Settling in and dealing with homesickness
It’s completely normal to miss home, and while some pupils take to boarding like a duck to water, others need a little time to get the hang of it. The good news is there’ll be a large team on hand to help you settle in. ‘Tell someone if you are not happy or if things are not going well,’ says Mrs Richards. ‘You will have a dedicated houseparent ready to help you with every single part of settling into boarding life,’ adds Mrs Mitchell. ‘They can answer any questions you have, however big or small. In fact, we challenge you to think of a question they haven’t heard before!’
Boarding houseparents and staff have years of experience of looking after pupils, and they’ll always be your first port of call if you have any concerns. ‘A primary focus of ours within the pastoral team at Stonyhurst College is to create a ‘home away from home’. Our pastoral ethos from a boarding perspective is holistic, and we take great pride in managing all aspects of our boarding pupils’ affairs’ says Marcus Jackson, a housemaster at Stonyhurst College
A matron will help with laundry, minor health niggles and more; house staff are there to tackle any pastoral issues; and academic tutors will keep an eye on your academic progress. New students are also often buddied up with an older pupil, who will act as a valuable role model and be able to answer any questions.
If you’re struggling with homesickness, our advice is to get stuck in with as much as you can. Say yes to as much as possible and do things you’ve never done before. Get outside and kick a football around with your new housemates; join a club or society; or have a go at whipping up your favourite dish for your friends in the house kitchen. ‘This will open up a world of opportunities,’ says Mrs Richards. ‘We had a rugby player who discovered a love of dance and a student who was afraid of the water before he found that he loved sailing. You’ll be so busy that you won’t have time to miss home. You will make friends for life very quickly.’

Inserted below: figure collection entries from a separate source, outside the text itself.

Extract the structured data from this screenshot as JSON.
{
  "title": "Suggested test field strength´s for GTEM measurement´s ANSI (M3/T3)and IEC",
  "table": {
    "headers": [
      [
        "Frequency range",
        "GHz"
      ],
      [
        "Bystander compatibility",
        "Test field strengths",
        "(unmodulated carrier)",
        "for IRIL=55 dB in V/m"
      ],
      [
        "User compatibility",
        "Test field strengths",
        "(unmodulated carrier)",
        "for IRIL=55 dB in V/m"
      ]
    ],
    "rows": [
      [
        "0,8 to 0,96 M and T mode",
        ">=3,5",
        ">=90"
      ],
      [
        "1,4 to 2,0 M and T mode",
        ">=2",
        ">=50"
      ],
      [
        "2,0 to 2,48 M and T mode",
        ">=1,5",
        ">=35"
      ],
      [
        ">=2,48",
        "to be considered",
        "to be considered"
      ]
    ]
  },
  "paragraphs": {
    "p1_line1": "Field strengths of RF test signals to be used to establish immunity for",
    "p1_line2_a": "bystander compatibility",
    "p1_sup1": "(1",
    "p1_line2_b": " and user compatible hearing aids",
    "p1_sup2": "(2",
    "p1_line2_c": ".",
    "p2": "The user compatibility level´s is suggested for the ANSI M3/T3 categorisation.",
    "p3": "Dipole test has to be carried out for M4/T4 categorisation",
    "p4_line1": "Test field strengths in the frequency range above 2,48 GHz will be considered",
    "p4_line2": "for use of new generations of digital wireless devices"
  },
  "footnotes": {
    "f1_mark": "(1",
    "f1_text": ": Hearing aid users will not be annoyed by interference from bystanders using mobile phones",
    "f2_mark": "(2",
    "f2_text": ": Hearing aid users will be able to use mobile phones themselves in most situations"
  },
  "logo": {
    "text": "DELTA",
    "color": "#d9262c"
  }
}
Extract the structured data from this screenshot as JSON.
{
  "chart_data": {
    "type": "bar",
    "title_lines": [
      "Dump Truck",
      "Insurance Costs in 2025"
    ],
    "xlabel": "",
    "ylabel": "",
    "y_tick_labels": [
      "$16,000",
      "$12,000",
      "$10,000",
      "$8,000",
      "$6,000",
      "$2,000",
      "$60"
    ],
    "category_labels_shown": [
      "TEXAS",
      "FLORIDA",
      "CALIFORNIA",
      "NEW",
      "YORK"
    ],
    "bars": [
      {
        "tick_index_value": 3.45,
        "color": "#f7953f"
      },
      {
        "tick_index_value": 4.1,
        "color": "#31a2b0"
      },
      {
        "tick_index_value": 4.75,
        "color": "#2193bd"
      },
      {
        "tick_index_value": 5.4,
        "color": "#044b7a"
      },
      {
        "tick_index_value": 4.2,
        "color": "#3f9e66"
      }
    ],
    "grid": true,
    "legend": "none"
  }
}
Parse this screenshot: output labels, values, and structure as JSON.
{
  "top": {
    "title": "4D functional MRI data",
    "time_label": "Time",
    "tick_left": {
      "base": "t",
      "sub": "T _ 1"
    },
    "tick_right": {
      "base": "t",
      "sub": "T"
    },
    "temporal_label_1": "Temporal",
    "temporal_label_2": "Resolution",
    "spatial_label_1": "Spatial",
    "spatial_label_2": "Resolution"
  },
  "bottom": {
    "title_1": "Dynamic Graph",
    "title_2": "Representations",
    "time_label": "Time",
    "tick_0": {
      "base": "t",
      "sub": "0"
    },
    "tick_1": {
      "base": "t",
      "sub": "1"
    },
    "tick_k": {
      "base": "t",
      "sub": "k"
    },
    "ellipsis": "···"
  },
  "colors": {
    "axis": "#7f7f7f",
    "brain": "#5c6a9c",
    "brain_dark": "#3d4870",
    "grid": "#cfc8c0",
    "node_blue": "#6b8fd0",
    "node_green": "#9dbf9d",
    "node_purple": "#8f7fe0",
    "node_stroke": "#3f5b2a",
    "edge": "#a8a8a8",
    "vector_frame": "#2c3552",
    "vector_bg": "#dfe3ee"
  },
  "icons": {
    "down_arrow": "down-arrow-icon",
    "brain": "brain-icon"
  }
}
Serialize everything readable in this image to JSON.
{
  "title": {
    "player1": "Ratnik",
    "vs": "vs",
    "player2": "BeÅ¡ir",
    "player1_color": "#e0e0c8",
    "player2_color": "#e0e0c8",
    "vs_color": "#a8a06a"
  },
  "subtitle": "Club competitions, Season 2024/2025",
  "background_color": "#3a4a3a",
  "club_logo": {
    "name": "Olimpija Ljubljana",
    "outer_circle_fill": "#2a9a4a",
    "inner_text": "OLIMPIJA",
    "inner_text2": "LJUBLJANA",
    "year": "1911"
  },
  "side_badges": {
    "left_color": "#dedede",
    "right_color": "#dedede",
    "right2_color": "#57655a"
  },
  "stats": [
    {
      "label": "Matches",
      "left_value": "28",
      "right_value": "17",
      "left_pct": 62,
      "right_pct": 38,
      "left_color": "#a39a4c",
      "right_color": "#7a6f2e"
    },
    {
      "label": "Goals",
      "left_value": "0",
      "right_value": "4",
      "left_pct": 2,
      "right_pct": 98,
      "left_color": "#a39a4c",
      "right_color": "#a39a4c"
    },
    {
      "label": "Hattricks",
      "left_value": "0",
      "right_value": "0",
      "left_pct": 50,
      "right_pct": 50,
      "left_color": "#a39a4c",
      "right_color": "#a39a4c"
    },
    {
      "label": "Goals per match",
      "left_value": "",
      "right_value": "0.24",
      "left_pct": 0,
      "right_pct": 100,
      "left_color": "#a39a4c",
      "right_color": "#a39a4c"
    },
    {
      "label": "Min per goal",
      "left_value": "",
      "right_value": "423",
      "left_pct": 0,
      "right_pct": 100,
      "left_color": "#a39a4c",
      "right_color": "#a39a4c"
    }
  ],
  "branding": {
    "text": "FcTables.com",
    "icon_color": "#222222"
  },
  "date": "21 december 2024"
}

What happens at evenings and weekends?
It’s safe to say there won’t be many dull moments. ‘On most days, the school will offer between 30 to 60 extracurricular activities, and within our first few weeks of arriving at school, boarders are treated to cinema trips, shopping expeditions, paintball sessions, karaoke nights and house quiz evenings,’ says Fraser Drewar, another houseparent at Stonyhurst College.
Weekends are just as jam-packed. Some schools have lessons on Saturday mornings; others offer enrichment programmes and dedicate afternoons to sports matches and events. There’ll be plenty of opportunity for some well-deserved downtime too, and Sundays tend to take on an altogether slower rhythm, with late breakfasts and the chance to catch up on schoolwork. Older pupils are often allowed to leave the campus at certain times, popping into town for shopping or for a coffee or a pizza. You might even be invited to spend the weekend with a friend who lives nearby – always say yes. It’s a great opportunity to get to grips with British culture.
Some schools offer something a little more unique. At Gordonstoun, outdoor education is a hugely important part of the curriculum, and students head out on expeditions almost straight away. ‘This is a great bonding exercise as they help each other put up tents, light fires and cook supper, with no distractions like mobile phones or social media,’ says Mrs Richards.
And some final words of advice…
‘Do your best to make the most of all the activities, knowledge and experiences that are available to you. Doing so will enable you to create memories that stay with you throughout your lifetime,’ says Mr Drewar.
Settling into a UK boarding school can be a daunting time, but once you get into the swing of things, you’re likely to have some of the best years of your life. Good luck – and, most importantly, have fun!